LUCERNE, Switzerland -- When you walk along the banks of the river Reuss on market days, the aroma of cows’ milk cheese perfumes the air: a pungent, sweet scent of almonds, barnyards, and butter. Farmers, merchants, and townspeople meet here to share their love of raw milk cheeses, among Europe’s best. The makeshift booths are jammed with people tasting regional cheeses, breads, meats, fruits, and vegetables.

The Swiss have a reputation for being precise and reserved, but the Lucerne market is an exception. Here vendors gesture excitedly. Products are not arranged like still lifes. There is no negotiating prices, which run about $2.50 to $3 for 3 1/2 ounces, and competition is fierce.

Fewer than a dozen vendors sell the raw-milk cheeses. Usually, lines of customers wait to be served. Most transactions are conducted in a dialect of German. If you speak only English, don’t be shy. Point, smile, and say, “100 grams,’’ or “200 grams,’’ and you are sure to be understood.

What makes this market unique is that so many of the sellers are also the farmers who produce the cheese and those who age the products. There are few middlemen. Unlike the bland product sold in the United States, this cheese has a terrific sweet and nutty taste because the holes are not scraped free of bacteria, which provides enormous flavor.

The best cheeses are Emmen tal, Sbrinz, Stanser Flada, and a few Alpine varieties from tiny farms. Emmental can be bought young or aged. The latter, often 15 months old, has a rind the color of chestnuts.
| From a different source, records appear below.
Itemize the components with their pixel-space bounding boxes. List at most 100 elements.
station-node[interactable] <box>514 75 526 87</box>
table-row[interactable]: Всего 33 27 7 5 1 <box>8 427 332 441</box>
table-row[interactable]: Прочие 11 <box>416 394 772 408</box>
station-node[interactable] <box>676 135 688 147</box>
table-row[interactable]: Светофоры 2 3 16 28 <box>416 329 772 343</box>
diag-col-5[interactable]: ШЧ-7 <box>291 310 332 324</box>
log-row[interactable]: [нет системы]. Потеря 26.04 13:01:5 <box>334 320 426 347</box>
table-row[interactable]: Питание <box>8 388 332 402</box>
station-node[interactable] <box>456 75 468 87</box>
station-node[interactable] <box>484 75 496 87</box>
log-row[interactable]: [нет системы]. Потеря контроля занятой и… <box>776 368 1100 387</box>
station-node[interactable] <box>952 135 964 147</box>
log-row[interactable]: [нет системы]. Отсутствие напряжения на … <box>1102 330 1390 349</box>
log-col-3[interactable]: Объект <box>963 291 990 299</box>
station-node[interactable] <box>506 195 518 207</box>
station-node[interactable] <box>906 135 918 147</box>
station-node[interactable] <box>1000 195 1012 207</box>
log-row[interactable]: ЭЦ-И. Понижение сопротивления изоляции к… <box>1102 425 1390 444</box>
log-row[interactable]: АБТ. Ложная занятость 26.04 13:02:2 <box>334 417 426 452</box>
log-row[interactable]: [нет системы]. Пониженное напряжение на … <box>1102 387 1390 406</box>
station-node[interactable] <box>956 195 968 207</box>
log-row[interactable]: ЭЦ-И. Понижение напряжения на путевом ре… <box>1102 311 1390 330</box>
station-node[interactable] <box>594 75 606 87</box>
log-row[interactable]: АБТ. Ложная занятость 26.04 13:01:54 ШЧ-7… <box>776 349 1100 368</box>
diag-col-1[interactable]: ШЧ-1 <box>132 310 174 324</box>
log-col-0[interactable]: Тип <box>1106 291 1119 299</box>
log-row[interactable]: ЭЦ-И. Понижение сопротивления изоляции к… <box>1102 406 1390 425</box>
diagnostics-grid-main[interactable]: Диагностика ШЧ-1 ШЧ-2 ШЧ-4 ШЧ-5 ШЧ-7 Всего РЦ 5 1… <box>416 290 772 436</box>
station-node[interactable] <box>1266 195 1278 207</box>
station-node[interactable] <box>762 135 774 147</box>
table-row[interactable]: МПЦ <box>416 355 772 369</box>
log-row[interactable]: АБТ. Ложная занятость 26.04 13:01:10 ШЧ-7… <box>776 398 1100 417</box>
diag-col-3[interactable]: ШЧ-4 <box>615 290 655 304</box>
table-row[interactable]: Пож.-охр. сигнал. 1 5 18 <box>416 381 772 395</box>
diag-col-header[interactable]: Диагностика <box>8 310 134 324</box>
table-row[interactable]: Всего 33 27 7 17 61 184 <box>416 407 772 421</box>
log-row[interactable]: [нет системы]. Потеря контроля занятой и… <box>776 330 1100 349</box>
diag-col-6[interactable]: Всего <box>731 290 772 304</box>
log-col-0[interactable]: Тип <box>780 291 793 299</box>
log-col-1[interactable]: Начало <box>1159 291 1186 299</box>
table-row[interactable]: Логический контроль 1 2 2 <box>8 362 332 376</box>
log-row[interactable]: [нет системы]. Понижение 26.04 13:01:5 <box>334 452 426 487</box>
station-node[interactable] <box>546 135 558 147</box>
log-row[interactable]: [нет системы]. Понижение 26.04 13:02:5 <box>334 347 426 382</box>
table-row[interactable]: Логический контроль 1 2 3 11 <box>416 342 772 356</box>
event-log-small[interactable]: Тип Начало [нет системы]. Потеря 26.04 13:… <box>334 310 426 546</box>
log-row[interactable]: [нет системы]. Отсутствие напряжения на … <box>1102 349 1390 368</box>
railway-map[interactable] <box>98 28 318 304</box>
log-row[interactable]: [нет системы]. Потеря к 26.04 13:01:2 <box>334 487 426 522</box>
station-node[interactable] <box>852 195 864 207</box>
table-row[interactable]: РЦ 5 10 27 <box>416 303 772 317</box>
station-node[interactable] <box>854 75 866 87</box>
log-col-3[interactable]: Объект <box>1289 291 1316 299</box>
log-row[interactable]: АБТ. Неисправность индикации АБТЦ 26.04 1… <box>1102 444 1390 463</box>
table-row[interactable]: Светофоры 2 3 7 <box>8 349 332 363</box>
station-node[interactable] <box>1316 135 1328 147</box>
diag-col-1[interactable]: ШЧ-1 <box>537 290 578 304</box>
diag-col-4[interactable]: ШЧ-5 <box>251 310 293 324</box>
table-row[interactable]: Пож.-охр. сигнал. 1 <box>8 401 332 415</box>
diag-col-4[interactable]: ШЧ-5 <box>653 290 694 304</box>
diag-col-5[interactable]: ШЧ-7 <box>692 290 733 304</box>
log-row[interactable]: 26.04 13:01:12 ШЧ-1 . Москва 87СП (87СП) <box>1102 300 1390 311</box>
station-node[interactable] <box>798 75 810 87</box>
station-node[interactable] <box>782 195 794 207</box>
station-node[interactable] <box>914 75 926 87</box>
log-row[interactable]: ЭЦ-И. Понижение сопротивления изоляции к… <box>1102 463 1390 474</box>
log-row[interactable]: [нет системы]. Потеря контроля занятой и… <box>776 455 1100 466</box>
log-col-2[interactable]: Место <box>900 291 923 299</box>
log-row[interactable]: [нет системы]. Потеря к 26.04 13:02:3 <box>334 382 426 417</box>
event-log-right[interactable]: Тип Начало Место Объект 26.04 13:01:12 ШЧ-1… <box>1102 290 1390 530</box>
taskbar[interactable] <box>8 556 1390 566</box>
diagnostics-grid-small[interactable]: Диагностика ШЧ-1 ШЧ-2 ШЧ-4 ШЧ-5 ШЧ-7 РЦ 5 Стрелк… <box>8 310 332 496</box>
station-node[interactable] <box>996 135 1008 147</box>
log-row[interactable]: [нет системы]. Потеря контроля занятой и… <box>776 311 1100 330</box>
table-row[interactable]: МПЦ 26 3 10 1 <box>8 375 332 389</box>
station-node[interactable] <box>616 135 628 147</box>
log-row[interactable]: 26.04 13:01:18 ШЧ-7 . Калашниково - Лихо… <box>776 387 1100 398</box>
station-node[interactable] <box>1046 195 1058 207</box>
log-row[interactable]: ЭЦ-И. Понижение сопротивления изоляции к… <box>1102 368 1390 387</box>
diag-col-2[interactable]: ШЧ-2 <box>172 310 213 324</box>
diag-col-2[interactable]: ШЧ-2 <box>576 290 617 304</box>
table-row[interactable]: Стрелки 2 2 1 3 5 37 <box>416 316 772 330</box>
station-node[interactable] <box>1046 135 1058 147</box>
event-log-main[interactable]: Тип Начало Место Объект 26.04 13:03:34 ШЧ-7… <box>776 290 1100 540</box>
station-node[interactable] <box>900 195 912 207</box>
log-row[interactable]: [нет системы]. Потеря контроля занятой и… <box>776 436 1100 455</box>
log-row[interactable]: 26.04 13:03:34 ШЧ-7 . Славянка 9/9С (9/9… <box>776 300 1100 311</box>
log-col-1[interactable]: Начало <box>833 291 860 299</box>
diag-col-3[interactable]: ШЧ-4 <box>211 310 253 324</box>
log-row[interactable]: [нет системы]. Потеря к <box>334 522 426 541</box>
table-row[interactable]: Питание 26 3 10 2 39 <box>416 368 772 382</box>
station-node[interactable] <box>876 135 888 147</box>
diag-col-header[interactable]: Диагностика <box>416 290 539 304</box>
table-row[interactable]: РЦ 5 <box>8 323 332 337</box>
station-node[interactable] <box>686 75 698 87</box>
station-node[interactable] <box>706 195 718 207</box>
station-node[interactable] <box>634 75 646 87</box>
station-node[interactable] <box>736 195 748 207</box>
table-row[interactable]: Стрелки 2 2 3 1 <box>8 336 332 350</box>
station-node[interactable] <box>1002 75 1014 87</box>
The overall impression it leaves on the palate is of pure, fresh milk. The Sbrinz also has lots of texture, almost a chewy quality; it tastes faintly of hazelnuts, but the taste is flatter, less dramatic than that of the Emmental.

The Swiss like to say that Sbrinz is the cheese on which Parmesan is based. It could be true: Lucerne, the most Italianate of all Swiss cities in its architecture, was one of Italy’s chief trading partners for centuries.

The taste of the cheeses is influenced, too, by the flowers and herbs among the grasses the cows graze on in summer.

Stanser Flada, from the village of Stans, 26 minutes away by postal bus, is the market’s most interesting and tastiest cheese, best eaten with a spoon from its small, round, wooden container. The rind - dark, wrinkled, orange-brown - smells like a barnyard, but when you break it, the cheese that oozes out smells sweet and buttery. The flavors emerge in layers: fresh milk, cream, a hint of almonds.